Just because violence, by and large, has ceased does not mean that the sectarian divisions of the past have been forgotten or bridged. While recognising the difficulties in forging a new cohesive, united society, it is still disappointing that the blueprint produced by First Minister Peter Robinson and Deputy First Minister Martin McGuinness has received such a universal thumbs down.
This document has had a very long gestation period, but the time spent on it does not appear to have been well spent. Those who work in the field of community relations and trying to achieve community harmony feel it is not fit for purpose and requires radical surgery. That is scathing criticism from those working on the front line although it has to be accepted that no matter what vision is proposed, it will have its critics.
On the credit side at least there is a document on the table and it contains some strategies which could form the basis of the way forward. While there have been calls from some critics for the politicians to show greater leadership on the issue, the politicians can point out the strides they made in creating a devolved power-sharing administration with former sworn enemies now working hand in hand. That, perhaps, has been the most encouraging development of recent years and sets an example for the rest of society to follow.

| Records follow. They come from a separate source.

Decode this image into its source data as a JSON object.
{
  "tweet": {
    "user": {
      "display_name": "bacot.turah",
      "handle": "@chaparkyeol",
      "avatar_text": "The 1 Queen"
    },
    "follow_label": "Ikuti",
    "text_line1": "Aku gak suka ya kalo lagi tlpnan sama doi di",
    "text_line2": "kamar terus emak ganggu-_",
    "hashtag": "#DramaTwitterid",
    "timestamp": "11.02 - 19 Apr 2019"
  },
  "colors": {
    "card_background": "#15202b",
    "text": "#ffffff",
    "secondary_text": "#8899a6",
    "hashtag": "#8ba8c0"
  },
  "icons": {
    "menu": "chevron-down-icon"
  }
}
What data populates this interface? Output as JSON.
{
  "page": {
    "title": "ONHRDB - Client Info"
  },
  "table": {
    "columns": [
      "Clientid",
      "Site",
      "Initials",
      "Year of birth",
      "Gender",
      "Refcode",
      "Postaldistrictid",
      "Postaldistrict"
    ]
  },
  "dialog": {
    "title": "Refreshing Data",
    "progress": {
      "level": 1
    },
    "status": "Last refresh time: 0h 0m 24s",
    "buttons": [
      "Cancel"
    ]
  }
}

But the politicians should also listen to their critics and attempt to involve as wide a range of people as possible in turning the blueprint into a strategy for the future which everyone can buy into. As it stands, it falls some way short of community acceptance. Sharing living spaces, schools and facilities and acknowledging and accepting each other's cultural icons are essential ingredients for a shared future and those issues should not be dodged or ignored.